# Bolt and Cordcutting



## sjmaye (Aug 28, 2003)

Overall I have been happy with the Bolt. In purchasing the Bolt my ultimate goal is cordcutting. I really liked that I could use the bolt with Cable TV or antenna. This would facilitate that transition. 

The one problem I am having now is replacing some of the cable channels. Most of them have been locked up by the cable companies through deals with those cable channels. You have to be a cable subscriber to view the content. This sort of defeats my goal.

One of the few options to solve this is Sling TV. I have seen several posts on this, but it seems to be going nowhere. 

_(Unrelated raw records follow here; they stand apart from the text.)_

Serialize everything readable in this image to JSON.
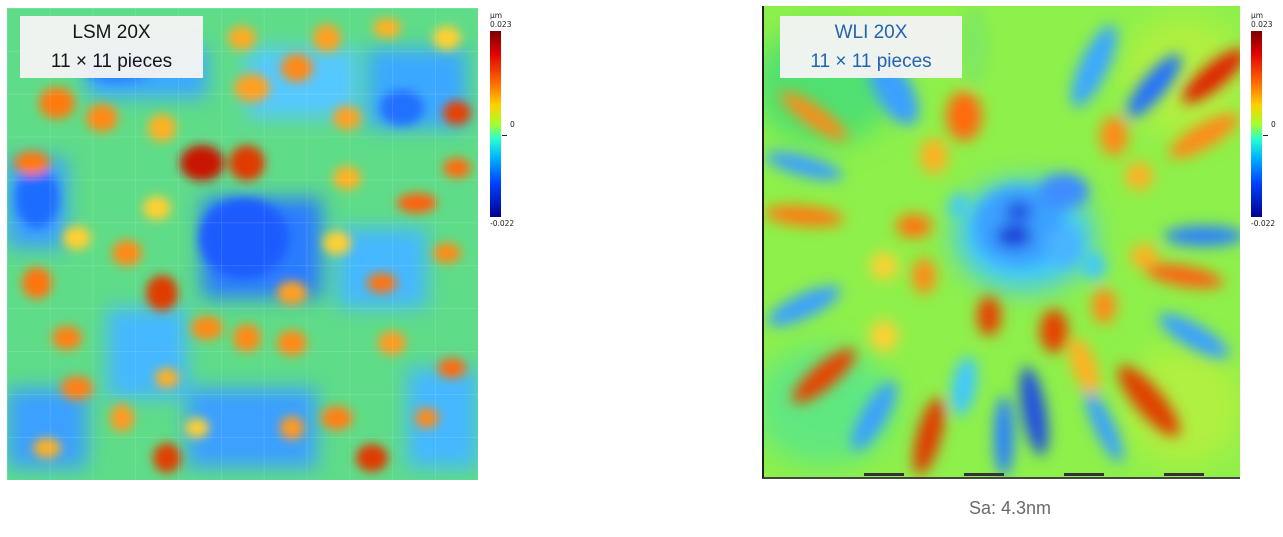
{
  "panels": [
    {
      "title": "LSM 20X",
      "subtitle": "11 × 11 pieces"
    },
    {
      "title": "WLI 20X",
      "subtitle": "11 × 11 pieces"
    }
  ],
  "scale_bars": [
    {
      "unit": "µm",
      "max": "0.023",
      "zero": "0",
      "min": "-0.022"
    },
    {
      "unit": "µm",
      "max": "0.023",
      "zero": "0",
      "min": "-0.022"
    }
  ],
  "sa_text": "Sa: 4.3nm",
  "colors": {
    "background": "#ffffff",
    "label_dark": "#111111",
    "label_blue": "#1f5fb3",
    "sa_gray": "#6a6a6a"
  }
}
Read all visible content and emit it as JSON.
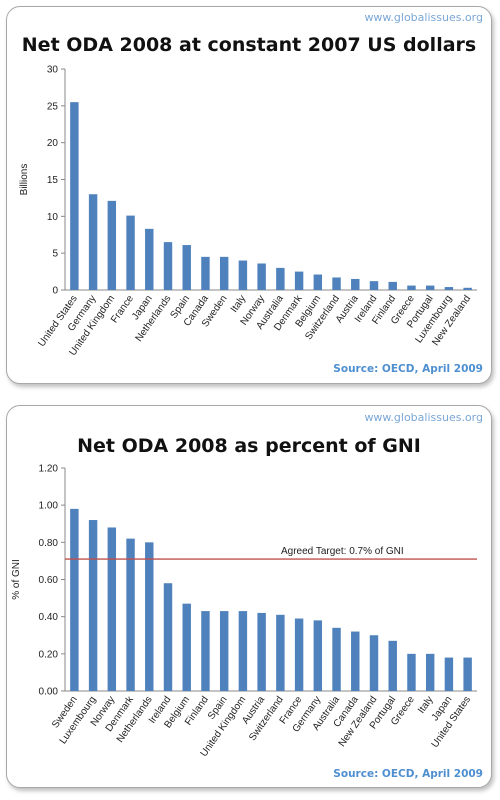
{
  "watermark": "www.globalissues.org",
  "chart_data": [
    {
      "type": "bar",
      "title": "Net ODA 2008 at constant 2007 US dollars",
      "ylabel": "Billions",
      "xlabel": "",
      "ylim": [
        0,
        30
      ],
      "yticks": [
        "0",
        "5",
        "10",
        "15",
        "20",
        "25",
        "30"
      ],
      "categories": [
        "United States",
        "Germany",
        "United Kingdom",
        "France",
        "Japan",
        "Netherlands",
        "Spain",
        "Canada",
        "Sweden",
        "Italy",
        "Norway",
        "Australia",
        "Denmark",
        "Belgium",
        "Switzerland",
        "Austria",
        "Ireland",
        "Finland",
        "Greece",
        "Portugal",
        "Luxembourg",
        "New Zealand"
      ],
      "values": [
        25.5,
        13.0,
        12.1,
        10.1,
        8.3,
        6.5,
        6.1,
        4.5,
        4.5,
        4.0,
        3.6,
        3.0,
        2.5,
        2.1,
        1.7,
        1.5,
        1.2,
        1.1,
        0.6,
        0.6,
        0.4,
        0.3
      ],
      "source": "Source: OECD, April 2009",
      "bar_color": "#4f81bd",
      "grid": false
    },
    {
      "type": "bar",
      "title": "Net ODA 2008 as percent of GNI",
      "ylabel": "% of GNI",
      "xlabel": "",
      "ylim": [
        0,
        1.2
      ],
      "yticks": [
        "0.00",
        "0.20",
        "0.40",
        "0.60",
        "0.80",
        "1.00",
        "1.20"
      ],
      "categories": [
        "Sweden",
        "Luxembourg",
        "Norway",
        "Denmark",
        "Netherlands",
        "Ireland",
        "Belgium",
        "Finland",
        "Spain",
        "United Kingdom",
        "Austria",
        "Switzerland",
        "France",
        "Germany",
        "Australia",
        "Canada",
        "New Zealand",
        "Portugal",
        "Greece",
        "Italy",
        "Japan",
        "United States"
      ],
      "values": [
        0.98,
        0.92,
        0.88,
        0.82,
        0.8,
        0.58,
        0.47,
        0.43,
        0.43,
        0.43,
        0.42,
        0.41,
        0.39,
        0.38,
        0.34,
        0.32,
        0.3,
        0.27,
        0.2,
        0.2,
        0.18,
        0.18
      ],
      "target": {
        "value": 0.71,
        "label": "Agreed Target: 0.7% of GNI",
        "color": "#c0504d"
      },
      "source": "Source: OECD, April 2009",
      "bar_color": "#4f81bd",
      "grid": false
    }
  ]
}
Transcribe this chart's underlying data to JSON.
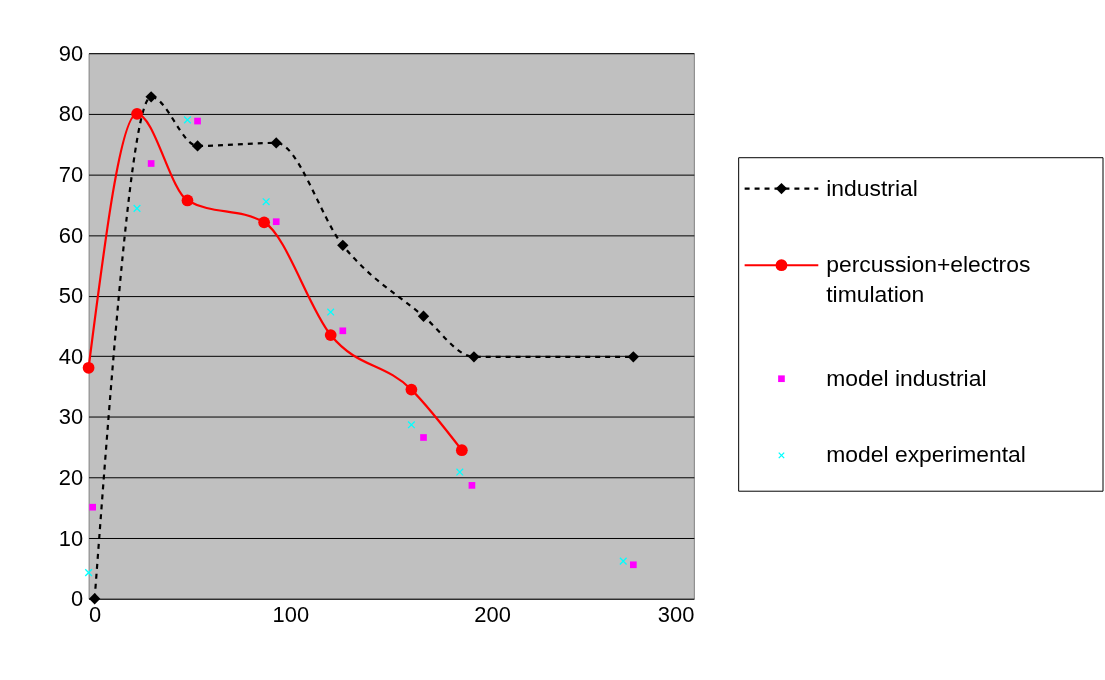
{
  "chart_data": {
    "type": "line",
    "xlim": [
      0,
      300
    ],
    "xticks": [
      0,
      100,
      200,
      300
    ],
    "ylim": [
      0,
      90
    ],
    "yticks": [
      0,
      10,
      20,
      30,
      40,
      50,
      60,
      70,
      80,
      90
    ],
    "grid": "y",
    "legend": "right",
    "series": [
      {
        "name": "industrial",
        "type": "line",
        "color": "#000000",
        "marker": "diamond",
        "line_style": "dashed",
        "x": [
          3,
          31,
          54,
          93,
          126,
          166,
          191,
          270
        ],
        "values": [
          0,
          82.8,
          74.7,
          75.2,
          58.3,
          46.6,
          39.9,
          39.9
        ]
      },
      {
        "name": "percussion+electrostimulation",
        "type": "line",
        "color": "#ff0000",
        "marker": "circle",
        "line_style": "solid",
        "x": [
          0,
          24,
          49,
          87,
          120,
          160,
          185
        ],
        "values": [
          38.1,
          80,
          65.7,
          62.1,
          43.5,
          34.5,
          24.5
        ]
      },
      {
        "name": "model industrial",
        "type": "scatter",
        "color": "#ff00ff",
        "marker": "square",
        "x": [
          2,
          31,
          54,
          93,
          126,
          166,
          190,
          270
        ],
        "values": [
          15.1,
          71.8,
          78.8,
          62.2,
          44.2,
          26.6,
          18.7,
          5.6
        ]
      },
      {
        "name": "model experimental",
        "type": "scatter",
        "color": "#00ffff",
        "marker": "cross",
        "x": [
          0,
          24,
          49,
          88,
          120,
          160,
          184,
          265
        ],
        "values": [
          4.3,
          64.4,
          79,
          65.5,
          47.3,
          28.7,
          20.9,
          6.2
        ]
      }
    ]
  }
}
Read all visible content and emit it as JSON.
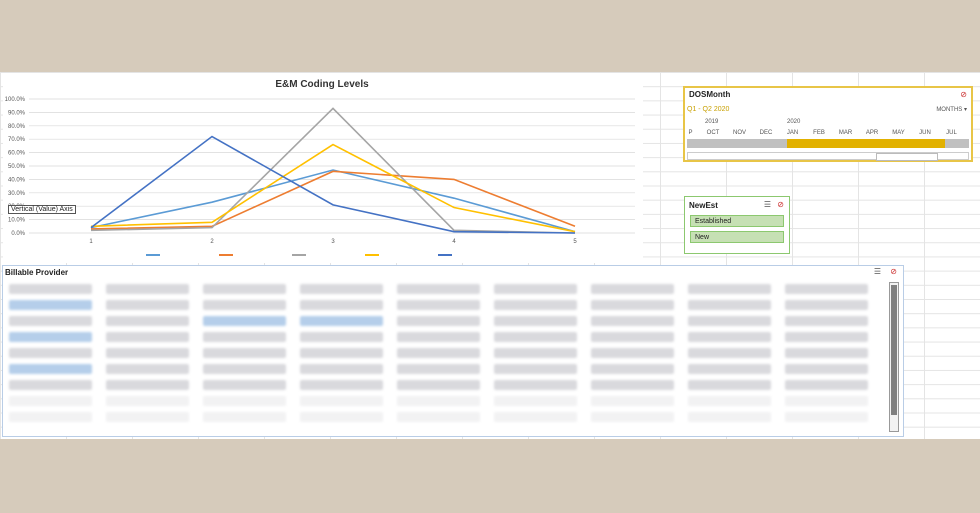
{
  "chart_data": {
    "type": "line",
    "title": "E&M Coding Levels",
    "categories": [
      "1",
      "2",
      "3",
      "4",
      "5"
    ],
    "ylim": [
      0,
      100
    ],
    "y_ticks": [
      "100.0%",
      "90.0%",
      "80.0%",
      "70.0%",
      "60.0%",
      "50.0%",
      "40.0%",
      "30.0%",
      "20.0%",
      "10.0%",
      "0.0%"
    ],
    "grid": true,
    "legend": "bottom",
    "series": [
      {
        "color": "#5b9bd5",
        "values": [
          4,
          23,
          47,
          26,
          1
        ]
      },
      {
        "color": "#ed7d31",
        "values": [
          3,
          5,
          46,
          40,
          5
        ]
      },
      {
        "color": "#a5a5a5",
        "values": [
          2,
          4,
          93,
          2,
          0
        ]
      },
      {
        "color": "#ffc000",
        "values": [
          5,
          8,
          66,
          19,
          1
        ]
      },
      {
        "color": "#4472c4",
        "values": [
          4,
          72,
          21,
          1,
          0
        ]
      }
    ]
  },
  "tooltip": "Vertical (Value) Axis",
  "slicer_dos": {
    "title": "DOSMonth",
    "range": "Q1 - Q2 2020",
    "level": "MONTHS ▾",
    "years": [
      "2019",
      "2020"
    ],
    "months": [
      "P",
      "OCT",
      "NOV",
      "DEC",
      "JAN",
      "FEB",
      "MAR",
      "APR",
      "MAY",
      "JUN",
      "JUL"
    ]
  },
  "slicer_new": {
    "title": "NewEst",
    "items": [
      "Established",
      "New"
    ]
  },
  "pivot": {
    "title": "Billable Provider"
  },
  "colors": {
    "accent": "#e8c547",
    "slicer_green": "#c6e0b4"
  }
}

Is there anything new about a SlingTV app for the Bolt?


----------



## atmuscarella (Oct 11, 2005)

No. If you want to access Sling TV or PlayStation Vue services you will need another device.


----------



## jth tv (Nov 15, 2014)

I do Not, at all, miss any of the channels I no longer get. I have Netflix. If things get dull, I subscribe to Netflix 3x DVD or Amazon Prime for a month or few. Which shows do you think you will miss ?


----------



## Chris Blount (Nov 1, 2003)

I had the same issue as far as cable shows. The trick is to look around on Amazon, Netflix or Hulu. Most of the time you can purchase an entire season of your favorite cable show for $15 on Amazon. Still a lot cheaper than cable or satellite. Also Hulu is a bargain for shows you can't get OTA.


----------



## aspexil (Oct 16, 2015)

Cord cutting for us means we no longer could watch English Premier League or a lot of the F1 races. SlingTV helped fill that void. 

There are rumors that DirecTV and Google are looking at coming out with competing services to SlingTV so hopefully with more competition in this space the selection of content will increase as the price decreases.


----------



## bonscott87 (Oct 3, 2000)

Playstation Vue is my advice. Sling TV is a bit cheaper but you don't get authorized for very many apps. Vue has authorization with pretty much every channel app out there that they carry. The wealth of VOD content in those apps is pretty amazing and you can even do Live TV in many of the apps (so take your choice of Live TV in the app or in the Vue app itself).

Get yourself a FireTV or Roku and you'll be rocking.


----------



## jennifer (Dec 2, 2001)

I recommend Playstation Vue through the newest FireStick. The older Firesticks are very very slow with PlayStation Vue.


----------



## thyname (Dec 27, 2010)

I don't have either one, but everybody I know says that PS Vue is superior to Sling.

Especially on Amazon Fire Tv (not stick).

Additionally, PS Vue has a cloud DVR feature (I think available for 30 days from the time you "favorite" a show). Sling does not have any DVR feature.


----------



## mdavej (Aug 13, 2015)

Although PS Vue is far better than Sling TV, if you really want Sling, then sell your Bolt and get a Channel Master DVR+ (assuming you're OTA only). There is no subscription fee, and it has Sling TV built in.


----------



## Rkkeller (May 13, 2004)

Just use Kodi on a Firestick and its all free.


----------